What are CSPs
- Content Security Policy (CSP) is an added layer of security that helps to detect and mitigate certain types of attacks, including Cross Site Scripting (XSS) and data injection attacks. These attacks are used for everything from data theft to site defacement to distribution of malware.
- To enable CSP, you need to configure your web server to return the Content-Security-Policy HTTP header. (Sometimes you may see mentions of the X-Content-Security-Policy header, but that's an older version and you don't need to specify it anymore.)
- Alternatively, the <meta> element can be used to configure a policy, for example: <meta http-equiv="Content-Security-Policy" content="default-src 'self'; img-src https://*; child-src 'none';">
- Rails provides a DSL that allows you to configure a Content Security Policy for your application. You can configure a global default policy and then override it on a per-resource basis and even use lambdas to inject per-request values into the header such as account subdomains in a multi-tenant application. We'll now take an example global policy.
# config/initializers/content_security_policy.rb
Rails.application.config.content_security_policy do |policy|
policy.default_src :self, :https
policy.font_src :self, :https, :data
policy.img_src :self, :https, :data
policy.object_src :none
policy.script_src :self, :https
policy.style_src :self, :https
# Specify URI for violation reports
policy.report_uri "/csp-violation-report-endpoint"
end
Here, we see the different examples. I'll explain what they are in the next example. We will see the various possible values of CSP and their examples plus what they do.
1. Content-Security-Policy: default-src 'self'
2. Content-Security-Policy: default-src 'self' trusted.com *.trusted.com
3. Content-Security-Policy: default-src 'self'; img-src *; media-src media1.com media2.com; script-src userscripts.example.com
4. Content-Security-Policy: default-src <https://onlinebanking.jumbobank.com>
5. Content-Security-Policy: default-src 'self' *.mailsite.com; img-src *
- A web site administrator wants all content to come from the site's own origin (this excludes subdomains.)

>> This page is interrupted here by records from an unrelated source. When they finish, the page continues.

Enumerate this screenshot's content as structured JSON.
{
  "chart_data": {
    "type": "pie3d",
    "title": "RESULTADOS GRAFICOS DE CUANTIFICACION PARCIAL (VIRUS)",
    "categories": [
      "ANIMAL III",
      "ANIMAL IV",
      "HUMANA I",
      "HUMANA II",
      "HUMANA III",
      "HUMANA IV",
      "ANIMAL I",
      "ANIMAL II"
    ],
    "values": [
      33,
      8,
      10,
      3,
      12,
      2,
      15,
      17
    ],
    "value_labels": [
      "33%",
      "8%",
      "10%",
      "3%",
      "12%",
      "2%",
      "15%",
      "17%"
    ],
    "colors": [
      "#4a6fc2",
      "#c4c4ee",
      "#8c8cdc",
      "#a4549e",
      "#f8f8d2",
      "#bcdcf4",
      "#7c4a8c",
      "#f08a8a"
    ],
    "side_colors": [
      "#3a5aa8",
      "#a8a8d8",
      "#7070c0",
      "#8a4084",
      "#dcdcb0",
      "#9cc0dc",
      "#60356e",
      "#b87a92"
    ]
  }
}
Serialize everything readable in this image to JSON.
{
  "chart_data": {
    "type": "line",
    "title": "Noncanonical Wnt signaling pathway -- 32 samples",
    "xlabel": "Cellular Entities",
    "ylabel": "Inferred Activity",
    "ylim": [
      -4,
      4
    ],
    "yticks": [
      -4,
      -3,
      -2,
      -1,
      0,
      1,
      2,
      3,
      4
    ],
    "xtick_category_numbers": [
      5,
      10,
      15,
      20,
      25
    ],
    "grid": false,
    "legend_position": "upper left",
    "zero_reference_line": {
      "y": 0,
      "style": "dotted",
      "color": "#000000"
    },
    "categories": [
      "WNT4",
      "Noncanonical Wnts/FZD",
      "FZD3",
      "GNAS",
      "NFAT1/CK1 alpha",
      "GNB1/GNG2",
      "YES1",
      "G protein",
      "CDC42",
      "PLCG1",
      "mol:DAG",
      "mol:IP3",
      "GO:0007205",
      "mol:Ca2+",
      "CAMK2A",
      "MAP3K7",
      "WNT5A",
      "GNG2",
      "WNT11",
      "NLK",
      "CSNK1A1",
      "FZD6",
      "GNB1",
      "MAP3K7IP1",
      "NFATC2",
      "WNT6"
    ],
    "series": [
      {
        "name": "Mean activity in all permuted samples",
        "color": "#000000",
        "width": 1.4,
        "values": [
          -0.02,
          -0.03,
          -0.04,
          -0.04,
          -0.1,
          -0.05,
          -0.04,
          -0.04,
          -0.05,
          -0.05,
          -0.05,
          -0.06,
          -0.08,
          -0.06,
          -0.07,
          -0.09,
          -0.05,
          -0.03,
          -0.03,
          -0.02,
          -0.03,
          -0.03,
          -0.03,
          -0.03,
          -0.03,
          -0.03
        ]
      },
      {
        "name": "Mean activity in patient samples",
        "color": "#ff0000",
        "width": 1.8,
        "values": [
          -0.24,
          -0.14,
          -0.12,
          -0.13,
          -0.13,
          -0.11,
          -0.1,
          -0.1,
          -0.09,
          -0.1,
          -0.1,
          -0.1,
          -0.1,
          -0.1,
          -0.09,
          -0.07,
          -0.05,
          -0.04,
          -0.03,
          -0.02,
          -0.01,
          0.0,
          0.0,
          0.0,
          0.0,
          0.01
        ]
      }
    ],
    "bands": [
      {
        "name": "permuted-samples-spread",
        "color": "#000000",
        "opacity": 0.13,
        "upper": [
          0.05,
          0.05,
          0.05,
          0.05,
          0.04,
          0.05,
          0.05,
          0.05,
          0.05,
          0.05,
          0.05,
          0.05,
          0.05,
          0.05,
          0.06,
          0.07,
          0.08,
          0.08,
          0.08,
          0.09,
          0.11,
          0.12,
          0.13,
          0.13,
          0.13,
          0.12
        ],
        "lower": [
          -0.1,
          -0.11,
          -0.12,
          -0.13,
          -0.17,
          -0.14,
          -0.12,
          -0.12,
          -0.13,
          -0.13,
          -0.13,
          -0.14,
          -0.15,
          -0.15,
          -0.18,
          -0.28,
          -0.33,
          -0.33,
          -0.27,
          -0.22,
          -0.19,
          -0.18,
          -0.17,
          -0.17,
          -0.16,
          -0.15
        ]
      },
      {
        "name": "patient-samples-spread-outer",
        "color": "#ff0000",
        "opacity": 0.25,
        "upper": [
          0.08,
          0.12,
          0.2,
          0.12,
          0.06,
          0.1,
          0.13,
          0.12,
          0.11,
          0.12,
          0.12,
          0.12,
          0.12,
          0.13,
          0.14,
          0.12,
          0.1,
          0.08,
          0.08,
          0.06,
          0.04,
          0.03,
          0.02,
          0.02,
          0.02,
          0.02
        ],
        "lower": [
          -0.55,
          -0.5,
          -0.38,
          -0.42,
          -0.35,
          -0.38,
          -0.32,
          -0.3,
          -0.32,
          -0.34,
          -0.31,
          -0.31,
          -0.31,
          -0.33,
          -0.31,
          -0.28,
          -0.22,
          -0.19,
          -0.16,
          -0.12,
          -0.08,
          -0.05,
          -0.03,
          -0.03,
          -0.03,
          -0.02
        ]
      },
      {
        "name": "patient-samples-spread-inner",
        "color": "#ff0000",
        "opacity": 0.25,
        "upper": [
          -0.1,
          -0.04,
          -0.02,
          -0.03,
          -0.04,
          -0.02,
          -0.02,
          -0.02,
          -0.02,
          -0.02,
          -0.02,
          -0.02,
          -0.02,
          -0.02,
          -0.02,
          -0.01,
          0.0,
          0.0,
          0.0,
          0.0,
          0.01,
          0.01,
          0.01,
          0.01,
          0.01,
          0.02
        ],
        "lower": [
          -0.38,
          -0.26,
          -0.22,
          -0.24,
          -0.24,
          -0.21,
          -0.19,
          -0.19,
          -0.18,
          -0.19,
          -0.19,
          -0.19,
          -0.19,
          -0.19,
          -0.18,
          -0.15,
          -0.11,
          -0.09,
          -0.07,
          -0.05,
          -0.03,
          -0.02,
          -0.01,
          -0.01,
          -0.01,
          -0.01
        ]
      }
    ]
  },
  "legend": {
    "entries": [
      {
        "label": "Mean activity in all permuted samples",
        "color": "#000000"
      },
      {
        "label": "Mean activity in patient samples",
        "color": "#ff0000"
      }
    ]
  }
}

- A web site administrator wants to allow content from a trusted domain and all its subdomains (it doesn't have to be the same domain that the CSP is set on.)
- A web site administrator wants to allow users of a web application to include images from any origin in their own content, but to restrict audio or video media to trusted providers, and all scripts only to a specific server that hosts trusted code. Here, by default, content is only permitted from the document's origin, with the following exceptions:
- A web site administrator for an online banking site wants to ensure that all its content is loaded using TLS, in order to prevent attackers from eavesdropping on requests. The server permits access only to documents being loaded specifically over HTTPS through the single origin onlinebanking.jumbobank.com.
- A web site administrator of a web mail site wants to allow HTML in email, as well as images loaded from anywhere, but not JavaScript or other potentially dangerous content. Note that this example doesn't specify a script-src; with the example CSP, this site uses the setting specified by the default-src directive, which means that scripts can be loaded only from the originating server.